Paula Seligsohn trug seit September 1938 zum Lebensunterhalt mit bei, sie hatte eine "Morgenstelle" (Haushaltshilfe) bei der Familie Behrend in der Brahmsallee 15 gefunden. (Das Ehepaar Julius Behrend und Minka, geb. Hartog wurde am 6. Dezember 1941 nach Riga deportiert. Siehe www.stolpersteine-hamburg.de). Um die Kosten gering zu halten, wurde ein Zimmer möbliert vermietet.

Tochter Inge hatte schon früh Antisemitismus erfahren müssen. Vor allem musste sie ihren Ballettunterricht an der Annelise-Sauer-Schule aufgeben und damit auch ihren Traum Tänzerin zu werden. Als Jüdin hätte Inge nicht mehr öffentlich auftreten dürfen. Stattdessen entschied sie sich Ostern 1934 die Höhere Töchterschule zu verlassen, um einen praktischen Beruf zu erlernen. Sie begann eine Schneiderlehre im Modehaus Hirsch & Cie. im Mittelweg 107. Nach bestandener Gesellenprüfung blieb sie in ihrer Lehrfirma tätig, bis die Firma im Januar 1939, wenige Wochen nach dem Novemberpogrom, "arisiert" wurde.

Die Pogromnacht vom 9. auf dem 10. November 1938, so berichtete Inge später, hatte sie mit ihren Eltern in eisiger Kälte im Freien verbracht, während sich vier junge Männer in ihrer Wohnung versteckt gehalten hatten.

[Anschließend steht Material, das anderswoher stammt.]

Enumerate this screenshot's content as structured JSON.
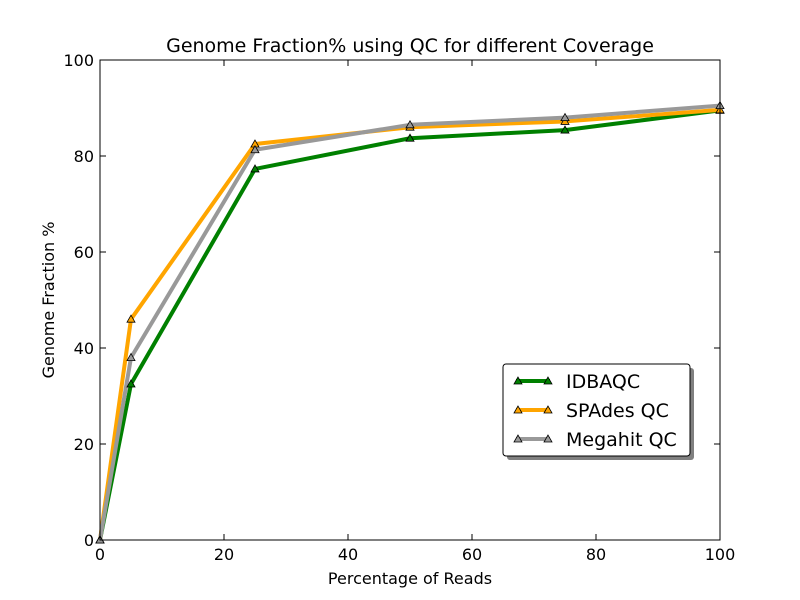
{
  "chart_data": {
    "type": "line",
    "title": "Genome Fraction% using QC for different Coverage",
    "xlabel": "Percentage of Reads",
    "ylabel": "Genome Fraction %",
    "xlim": [
      0,
      100
    ],
    "ylim": [
      0,
      100
    ],
    "xticks": [
      0,
      20,
      40,
      60,
      80,
      100
    ],
    "yticks": [
      0,
      20,
      40,
      60,
      80,
      100
    ],
    "grid": false,
    "legend_position": "lower-right",
    "x": [
      0,
      5,
      25,
      50,
      75,
      100
    ],
    "series": [
      {
        "name": "IDBAQC",
        "color": "#008000",
        "marker": "triangle-up",
        "values": [
          0,
          32.5,
          77.3,
          83.7,
          85.4,
          89.5
        ]
      },
      {
        "name": "SPAdes QC",
        "color": "#ffa500",
        "marker": "triangle-up",
        "values": [
          0,
          46.0,
          82.5,
          86.0,
          87.2,
          89.6
        ]
      },
      {
        "name": "Megahit QC",
        "color": "#999999",
        "marker": "triangle-up",
        "values": [
          0,
          38.0,
          81.3,
          86.5,
          88.0,
          90.5
        ]
      }
    ]
  }
}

Aus Sorge um Inge unternahmen ihre Eltern jetzt alles, um ihr eine Ausreise zu ermöglichen, auch wenn dies bedeutete, dass sie sich von ihrem einzigen Kind trennen mussten. Doch zunächst wurde Inge von April bis Juli 1939 zur Pflichtarbeit auf den Rhabarberfeldern an den Gemüsebauern Adolf Puttfarken in Geesthacht vermittelt. Von der Arbeitspflicht wurde sie dann befreit, da sie in Kürze ihre Einreiseerlaubnis als Hausangestellte nach England erhalten sollte. Sie belegte noch einen Kochkurs an der Jüdischen Haushaltsschule in der Heimhuder Straße 70 und emigrierte am 24. August 1939 nach Großbritannien. Dort lernte sie ihren Ehemann James Denis Lusk kennen, den sie am 4. Juni 1940 heiratete.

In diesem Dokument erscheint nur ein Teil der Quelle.